Barcelos, 22 de Maio de 2025
Estamos num ponto de virada. Eu sei que tem sido difícil . É muito difícil olhar tudo e se sentir perdido. É difícil se abrir e querer algo em troca. Mas eu tenho que me abrir de alguma forma.
Eu tenho que escrever de alguma forma. Qualquer forma. Eu estou cansado de tentar achar a forma perfeita. A busca pela forma perfeita é infrutífera e desnecessária. É uma contradição. É uma falsa profecia. Eu preciso identificar a diferença entre satisfação e achar que eu tô no caminho certo com esse objetivo da perfeição em mente.
Eu quero me apaixonar com a forma de fazer criação. Eu quero me fundir com as coisas que eu consumo. Com os resultados de criação de outras pessoas.

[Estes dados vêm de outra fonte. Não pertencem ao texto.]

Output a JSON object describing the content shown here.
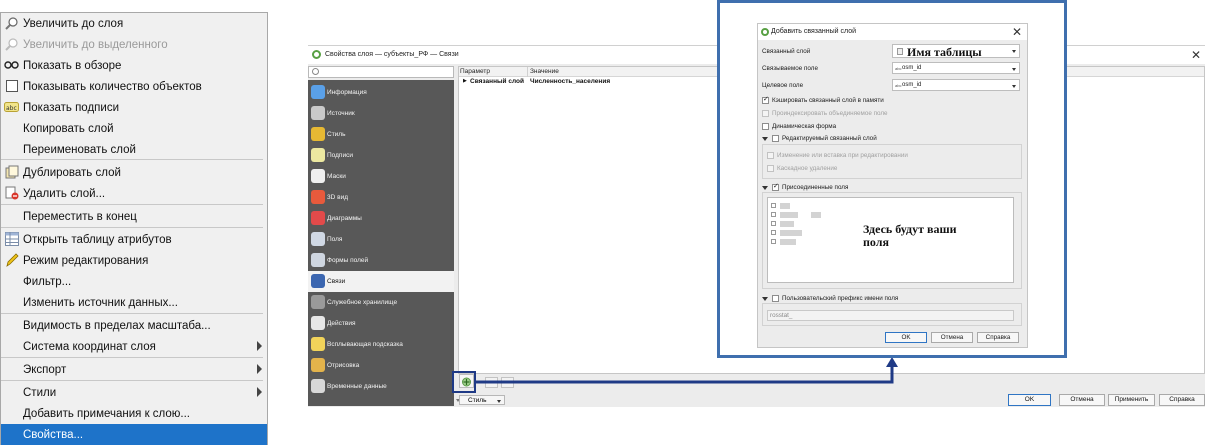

Marc, eu sinto muito medo. Eu tenho medo de não saber. Tenho medo do mundo. Medo dos outros. Da reação dos outros. É um trauma. Eu preciso aprender a lidar com isso sem que isso me atrapalhe. Eu preciso cantar.
Eu preciso gritar. Eu quero berrar bem alto. Um grito tão limpo e tão alto que tire todo o ar dos meus pulmões.
Espero que sim. Mesmo que seja um grito de dor. Eu acho que pelo menos, não vou morrer calado.
Eu sempre pensei sobre qual música que eu vou ouvir antes de morrer? Eu penso muito na morte. Diariamente. Espero que com o tempo, eu pense mais na vida. Porém, volta lá no trauma.
Eu desejo muito amor na sua vida, muita paixão, muita satisfação, muita música, muita arte, muita escrita. Escovar os dentes, passar fio dental, tomar banho quando precisar, comida gostosa, companhia feliz e o que quer que seja "o contrário da dor".
Desejo que você descubra por nós qual o nome disso. Eu desejo para mim, escrever mais cartas assim para você. Que nem quero escrever para várias pessoas na minha vida.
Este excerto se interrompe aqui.